C'est justement à Lille qu'a eu lieu, le 30 mai, une fête publique en l'honneur du film.

«J'ai probablement été plus émue que n'importe qui d'autre car je voyais là 20 000 personnes rassemblées en un endroit qui a tellement compté dans ma vie. J'ai pu m'adresser à la foule du balcon où le général de Gaulle s'était lui-même adressé aux Lillois lors de la Libération en 1945. J'avais 17 ans à l'époque. Tout juste à gauche, il y a l'hôtel Bellevue, à l'emplacement de l'ancienne brasserie Bellevue, l'endroit où j'ai chanté en public pour la toute première fois. Et puis, la foule a entonné Le P'tit quinquin, une chanson populaire que tous les Ch'tis connaissent. Vraiment, des moments comme ceux-là n'ont pas de prix.»

Si elle est parfaitement d'accord avec ceux qui voient en Dany Boon un nouveau Bourvil, Line Renaud y va d'une analogie encore plus évocatrice.

«Dany, c'est le Marcel Pagnol des gens du Nord, affirme-t-elle. C'est quelqu'un que nous aimons profondément.»

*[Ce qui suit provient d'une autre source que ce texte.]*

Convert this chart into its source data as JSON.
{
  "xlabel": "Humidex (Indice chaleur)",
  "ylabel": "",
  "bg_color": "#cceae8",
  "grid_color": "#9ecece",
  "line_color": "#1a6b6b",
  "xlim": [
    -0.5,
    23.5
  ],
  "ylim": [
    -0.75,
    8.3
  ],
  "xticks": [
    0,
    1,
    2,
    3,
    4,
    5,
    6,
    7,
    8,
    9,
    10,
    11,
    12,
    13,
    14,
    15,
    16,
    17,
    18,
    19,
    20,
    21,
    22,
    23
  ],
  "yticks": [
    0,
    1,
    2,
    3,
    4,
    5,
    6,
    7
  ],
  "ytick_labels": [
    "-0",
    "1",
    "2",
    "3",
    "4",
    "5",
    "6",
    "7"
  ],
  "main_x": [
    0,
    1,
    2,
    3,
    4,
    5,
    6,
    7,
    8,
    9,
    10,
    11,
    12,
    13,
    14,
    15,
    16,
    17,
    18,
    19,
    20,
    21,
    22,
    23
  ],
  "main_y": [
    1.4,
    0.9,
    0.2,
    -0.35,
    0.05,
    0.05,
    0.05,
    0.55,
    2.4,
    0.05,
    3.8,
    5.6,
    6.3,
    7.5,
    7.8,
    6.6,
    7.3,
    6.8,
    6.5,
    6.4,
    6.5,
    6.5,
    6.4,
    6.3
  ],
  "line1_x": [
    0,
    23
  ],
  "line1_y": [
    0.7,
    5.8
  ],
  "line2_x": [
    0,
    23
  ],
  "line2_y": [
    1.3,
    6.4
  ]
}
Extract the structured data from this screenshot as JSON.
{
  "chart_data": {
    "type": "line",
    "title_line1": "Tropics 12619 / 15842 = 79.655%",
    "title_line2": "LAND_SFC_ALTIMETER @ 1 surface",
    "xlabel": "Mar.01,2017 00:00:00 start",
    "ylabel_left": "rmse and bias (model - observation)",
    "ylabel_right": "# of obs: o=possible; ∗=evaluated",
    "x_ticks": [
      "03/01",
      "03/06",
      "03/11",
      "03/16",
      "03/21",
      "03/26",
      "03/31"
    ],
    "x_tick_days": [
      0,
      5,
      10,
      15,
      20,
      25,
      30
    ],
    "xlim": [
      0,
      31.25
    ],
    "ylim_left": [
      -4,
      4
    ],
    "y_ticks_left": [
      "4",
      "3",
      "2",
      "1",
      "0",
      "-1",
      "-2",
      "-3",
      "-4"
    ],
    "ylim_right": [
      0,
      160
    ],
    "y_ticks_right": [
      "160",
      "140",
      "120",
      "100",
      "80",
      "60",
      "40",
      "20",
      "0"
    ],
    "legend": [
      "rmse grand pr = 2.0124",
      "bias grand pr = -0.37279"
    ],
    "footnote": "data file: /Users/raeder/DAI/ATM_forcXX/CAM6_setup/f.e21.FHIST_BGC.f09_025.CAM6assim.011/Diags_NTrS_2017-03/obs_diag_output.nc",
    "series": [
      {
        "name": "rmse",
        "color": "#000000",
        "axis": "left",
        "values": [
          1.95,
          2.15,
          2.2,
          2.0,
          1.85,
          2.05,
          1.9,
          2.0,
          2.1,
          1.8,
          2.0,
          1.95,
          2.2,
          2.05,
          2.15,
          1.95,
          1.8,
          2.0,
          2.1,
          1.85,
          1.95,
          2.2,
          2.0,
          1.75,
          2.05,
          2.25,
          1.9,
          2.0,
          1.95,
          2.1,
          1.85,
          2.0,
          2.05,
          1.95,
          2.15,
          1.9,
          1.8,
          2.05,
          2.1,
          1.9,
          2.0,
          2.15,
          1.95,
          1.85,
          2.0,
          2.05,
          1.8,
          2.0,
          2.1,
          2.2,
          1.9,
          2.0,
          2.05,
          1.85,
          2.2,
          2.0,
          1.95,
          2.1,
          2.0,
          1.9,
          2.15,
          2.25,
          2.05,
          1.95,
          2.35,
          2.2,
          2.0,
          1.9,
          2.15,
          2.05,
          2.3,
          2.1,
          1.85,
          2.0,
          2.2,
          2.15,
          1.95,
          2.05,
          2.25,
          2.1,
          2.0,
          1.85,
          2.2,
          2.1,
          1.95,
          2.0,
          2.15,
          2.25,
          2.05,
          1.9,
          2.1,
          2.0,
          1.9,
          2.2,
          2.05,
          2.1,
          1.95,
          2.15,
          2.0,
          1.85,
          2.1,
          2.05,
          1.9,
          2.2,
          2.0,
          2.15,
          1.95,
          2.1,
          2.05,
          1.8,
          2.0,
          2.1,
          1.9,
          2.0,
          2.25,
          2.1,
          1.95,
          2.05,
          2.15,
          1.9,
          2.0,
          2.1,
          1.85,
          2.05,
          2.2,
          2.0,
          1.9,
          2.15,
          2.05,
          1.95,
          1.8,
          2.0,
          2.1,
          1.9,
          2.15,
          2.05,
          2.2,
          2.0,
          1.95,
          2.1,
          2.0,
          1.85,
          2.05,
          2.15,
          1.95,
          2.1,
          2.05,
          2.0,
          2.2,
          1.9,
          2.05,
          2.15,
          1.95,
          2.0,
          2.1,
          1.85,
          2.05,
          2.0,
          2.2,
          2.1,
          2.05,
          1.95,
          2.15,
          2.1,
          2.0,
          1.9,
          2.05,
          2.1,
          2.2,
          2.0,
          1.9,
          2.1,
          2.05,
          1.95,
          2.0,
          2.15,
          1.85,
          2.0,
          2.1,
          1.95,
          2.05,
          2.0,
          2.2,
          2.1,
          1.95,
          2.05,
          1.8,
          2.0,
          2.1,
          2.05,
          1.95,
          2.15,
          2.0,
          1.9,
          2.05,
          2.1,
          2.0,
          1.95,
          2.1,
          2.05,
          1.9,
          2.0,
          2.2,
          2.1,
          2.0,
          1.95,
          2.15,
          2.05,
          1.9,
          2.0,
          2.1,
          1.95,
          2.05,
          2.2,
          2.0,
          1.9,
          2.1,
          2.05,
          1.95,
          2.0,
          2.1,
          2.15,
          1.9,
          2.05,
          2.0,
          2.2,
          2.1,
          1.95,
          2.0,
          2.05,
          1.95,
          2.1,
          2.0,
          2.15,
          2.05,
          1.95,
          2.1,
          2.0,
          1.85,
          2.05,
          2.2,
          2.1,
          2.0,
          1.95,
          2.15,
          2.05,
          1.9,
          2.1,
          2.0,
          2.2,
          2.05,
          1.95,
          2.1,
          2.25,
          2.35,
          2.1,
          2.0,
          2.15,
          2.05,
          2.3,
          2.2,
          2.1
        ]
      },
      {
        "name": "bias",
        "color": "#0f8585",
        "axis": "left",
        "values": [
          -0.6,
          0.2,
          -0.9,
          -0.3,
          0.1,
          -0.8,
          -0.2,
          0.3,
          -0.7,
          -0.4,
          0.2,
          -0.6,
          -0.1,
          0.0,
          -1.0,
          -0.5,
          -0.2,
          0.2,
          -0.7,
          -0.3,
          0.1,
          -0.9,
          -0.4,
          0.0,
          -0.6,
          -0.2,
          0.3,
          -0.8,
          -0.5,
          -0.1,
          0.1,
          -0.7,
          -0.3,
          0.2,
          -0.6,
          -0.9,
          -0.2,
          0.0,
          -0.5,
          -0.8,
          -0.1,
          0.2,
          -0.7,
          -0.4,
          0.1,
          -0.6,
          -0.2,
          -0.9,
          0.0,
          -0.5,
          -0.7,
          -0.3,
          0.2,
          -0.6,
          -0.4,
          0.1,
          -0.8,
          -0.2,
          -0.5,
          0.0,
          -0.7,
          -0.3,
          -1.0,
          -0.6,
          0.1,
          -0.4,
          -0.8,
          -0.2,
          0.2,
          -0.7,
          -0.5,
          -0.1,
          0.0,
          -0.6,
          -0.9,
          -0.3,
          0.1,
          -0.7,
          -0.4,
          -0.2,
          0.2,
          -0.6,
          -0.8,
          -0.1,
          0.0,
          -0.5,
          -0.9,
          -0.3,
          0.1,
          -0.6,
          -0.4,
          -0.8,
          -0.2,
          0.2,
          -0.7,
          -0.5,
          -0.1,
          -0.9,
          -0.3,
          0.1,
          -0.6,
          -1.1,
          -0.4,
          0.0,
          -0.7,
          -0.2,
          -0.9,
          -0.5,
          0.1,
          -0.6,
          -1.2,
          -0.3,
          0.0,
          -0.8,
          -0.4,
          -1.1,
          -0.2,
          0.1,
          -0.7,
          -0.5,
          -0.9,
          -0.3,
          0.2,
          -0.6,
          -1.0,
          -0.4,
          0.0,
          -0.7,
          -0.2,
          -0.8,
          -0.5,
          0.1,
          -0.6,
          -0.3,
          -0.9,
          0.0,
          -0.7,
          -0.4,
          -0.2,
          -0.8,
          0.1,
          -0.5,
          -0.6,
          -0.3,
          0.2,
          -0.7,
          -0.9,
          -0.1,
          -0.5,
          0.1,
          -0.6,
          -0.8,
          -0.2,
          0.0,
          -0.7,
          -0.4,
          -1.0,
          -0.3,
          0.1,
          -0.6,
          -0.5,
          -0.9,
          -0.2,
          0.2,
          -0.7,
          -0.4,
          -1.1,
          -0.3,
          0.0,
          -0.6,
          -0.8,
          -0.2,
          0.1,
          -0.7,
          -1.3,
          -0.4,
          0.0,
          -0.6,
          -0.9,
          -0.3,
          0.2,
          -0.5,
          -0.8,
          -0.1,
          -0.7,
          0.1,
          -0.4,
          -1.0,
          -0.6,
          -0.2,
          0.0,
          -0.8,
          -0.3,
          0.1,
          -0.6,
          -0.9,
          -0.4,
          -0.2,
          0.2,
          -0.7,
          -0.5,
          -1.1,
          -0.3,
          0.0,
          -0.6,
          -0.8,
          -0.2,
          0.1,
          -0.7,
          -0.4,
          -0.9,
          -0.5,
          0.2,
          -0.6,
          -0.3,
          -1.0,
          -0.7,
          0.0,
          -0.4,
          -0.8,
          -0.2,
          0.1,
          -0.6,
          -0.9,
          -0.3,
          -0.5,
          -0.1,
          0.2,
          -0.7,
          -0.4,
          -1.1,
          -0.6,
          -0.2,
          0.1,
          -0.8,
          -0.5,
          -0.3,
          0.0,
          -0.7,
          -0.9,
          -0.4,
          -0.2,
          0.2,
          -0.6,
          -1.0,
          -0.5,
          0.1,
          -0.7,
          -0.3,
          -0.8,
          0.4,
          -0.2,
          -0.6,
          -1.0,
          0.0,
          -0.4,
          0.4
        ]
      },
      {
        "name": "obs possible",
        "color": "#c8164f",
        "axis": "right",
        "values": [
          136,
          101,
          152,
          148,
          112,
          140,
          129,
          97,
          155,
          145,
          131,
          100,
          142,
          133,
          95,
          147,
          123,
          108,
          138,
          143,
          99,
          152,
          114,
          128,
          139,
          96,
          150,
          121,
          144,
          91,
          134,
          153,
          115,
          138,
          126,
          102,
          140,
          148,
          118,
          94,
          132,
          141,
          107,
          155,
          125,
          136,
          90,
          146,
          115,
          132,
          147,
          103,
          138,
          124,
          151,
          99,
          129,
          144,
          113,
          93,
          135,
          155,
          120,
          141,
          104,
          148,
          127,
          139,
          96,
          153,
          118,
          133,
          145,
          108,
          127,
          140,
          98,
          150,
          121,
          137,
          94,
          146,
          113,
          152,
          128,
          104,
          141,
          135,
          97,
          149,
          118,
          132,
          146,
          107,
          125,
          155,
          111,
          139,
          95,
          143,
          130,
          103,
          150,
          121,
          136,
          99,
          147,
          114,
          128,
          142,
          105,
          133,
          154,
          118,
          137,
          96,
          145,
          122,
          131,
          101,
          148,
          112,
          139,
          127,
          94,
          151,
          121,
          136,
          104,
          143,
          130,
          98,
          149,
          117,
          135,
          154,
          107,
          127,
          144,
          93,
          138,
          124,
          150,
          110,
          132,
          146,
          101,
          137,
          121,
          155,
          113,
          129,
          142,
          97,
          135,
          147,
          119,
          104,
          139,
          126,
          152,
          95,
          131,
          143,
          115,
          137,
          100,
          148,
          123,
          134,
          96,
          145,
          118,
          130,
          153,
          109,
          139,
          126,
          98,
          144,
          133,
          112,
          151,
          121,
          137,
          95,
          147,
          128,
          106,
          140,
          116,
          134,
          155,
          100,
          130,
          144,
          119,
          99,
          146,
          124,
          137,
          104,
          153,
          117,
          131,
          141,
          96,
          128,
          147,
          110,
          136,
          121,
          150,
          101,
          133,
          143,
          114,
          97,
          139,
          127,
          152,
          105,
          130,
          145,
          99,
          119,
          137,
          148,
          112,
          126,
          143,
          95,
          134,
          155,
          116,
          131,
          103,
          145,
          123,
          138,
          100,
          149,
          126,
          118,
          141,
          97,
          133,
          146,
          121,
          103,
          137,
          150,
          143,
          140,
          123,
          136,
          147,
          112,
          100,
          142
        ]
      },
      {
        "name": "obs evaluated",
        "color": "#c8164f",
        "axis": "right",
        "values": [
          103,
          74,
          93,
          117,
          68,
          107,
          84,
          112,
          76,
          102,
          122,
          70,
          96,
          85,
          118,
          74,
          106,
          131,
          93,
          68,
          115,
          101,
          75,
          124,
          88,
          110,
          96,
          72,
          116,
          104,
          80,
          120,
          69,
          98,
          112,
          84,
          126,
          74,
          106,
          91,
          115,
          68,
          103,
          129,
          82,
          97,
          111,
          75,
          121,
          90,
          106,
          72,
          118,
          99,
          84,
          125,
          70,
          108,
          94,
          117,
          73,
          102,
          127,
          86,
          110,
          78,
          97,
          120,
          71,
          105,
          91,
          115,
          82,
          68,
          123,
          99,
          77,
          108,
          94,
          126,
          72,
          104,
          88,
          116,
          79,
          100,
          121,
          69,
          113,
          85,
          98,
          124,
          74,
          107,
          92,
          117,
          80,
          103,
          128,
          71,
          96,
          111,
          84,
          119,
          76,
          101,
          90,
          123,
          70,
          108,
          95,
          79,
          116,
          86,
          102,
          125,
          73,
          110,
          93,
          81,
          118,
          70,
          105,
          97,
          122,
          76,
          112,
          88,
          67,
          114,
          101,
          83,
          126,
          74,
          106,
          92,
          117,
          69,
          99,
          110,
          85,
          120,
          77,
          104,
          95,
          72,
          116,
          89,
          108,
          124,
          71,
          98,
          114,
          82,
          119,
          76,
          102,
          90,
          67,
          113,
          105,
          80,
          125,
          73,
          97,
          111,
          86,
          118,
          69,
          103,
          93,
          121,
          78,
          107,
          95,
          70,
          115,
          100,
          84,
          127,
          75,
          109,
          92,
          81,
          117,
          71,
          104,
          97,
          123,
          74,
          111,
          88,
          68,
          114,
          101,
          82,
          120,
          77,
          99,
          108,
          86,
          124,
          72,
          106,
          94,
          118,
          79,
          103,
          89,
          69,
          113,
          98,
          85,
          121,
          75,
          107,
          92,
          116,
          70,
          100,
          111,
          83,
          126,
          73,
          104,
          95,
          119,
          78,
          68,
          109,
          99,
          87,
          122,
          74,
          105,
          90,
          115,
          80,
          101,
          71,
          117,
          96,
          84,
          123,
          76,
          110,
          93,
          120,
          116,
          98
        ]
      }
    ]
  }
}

Quand on lui fait remarquer que certaines similitudes existent entre les Québécois et les gens du Nord sur le plan de la «différence culturelle», Line Renaud s'en émeut. «Oui, oui, c'est tellement juste. Et nous partageons des valeurs de coeur aussi. S'il vous plaît, transmettez mes sentiments de profonde amitié aux gens de votre pays.»

Voilà, c'est fait.

Univers ch'ti : Un roman

Germinal d'Émile Zola

Ce grand classique de la littérature française a déjà fait l'objet de plusieurs adaptations. La plus récente est celle qu'a réalisée Claude Berri en 1993. Le chanteur Renaud en était la vedette.

Une chanson
Les corons de Pierre Bachelet

Au nord, c'étaient les corons. La terre, c'était le charbon En 1982, Pierre Bachelet enregistre cette chanson évoquant les régions minières du nord de la France. Les Ch'tis en ont pratiquement fait depuis leur hymne national. Boon l'utilise d'ailleurs dans son film.


Un film
Flandres de Bruno Dumont

Quand on lui demande le titre d'un film emblématique de la région (autre que le sien), Dany Boon en cite plusieurs (La vie est un long fleuve tranquille notamment). Il arrête quand même son choix sur le plus récent drame de Bruno Dumont, lequel montre du Nord une image très différente. Il évoque aussi Karnaval, ce film de Thomas Vincent ayant pour cadre le carnaval de Dunkerque, qui a révélé chez nous Sylvie Testud et Clovis Cornillac.


Un disque
Renaud cante el'Nord

Très ému par son séjour dans la région du Nord pour le tournage de Germinal, Renaud a enregistré dans la foulée un disque en ch'timi. La justesse de l'accent qu'emprunte le chanteur a été saluée de façon unanime.

Un proverbe
«Quand un étranger vient din ch'Nord, i brait deux fois: quand i arrive et quand i r'part.»

(Quand un étranger vient dans le Nord, il pleure deux fois: quand il arrive et quand il repart.)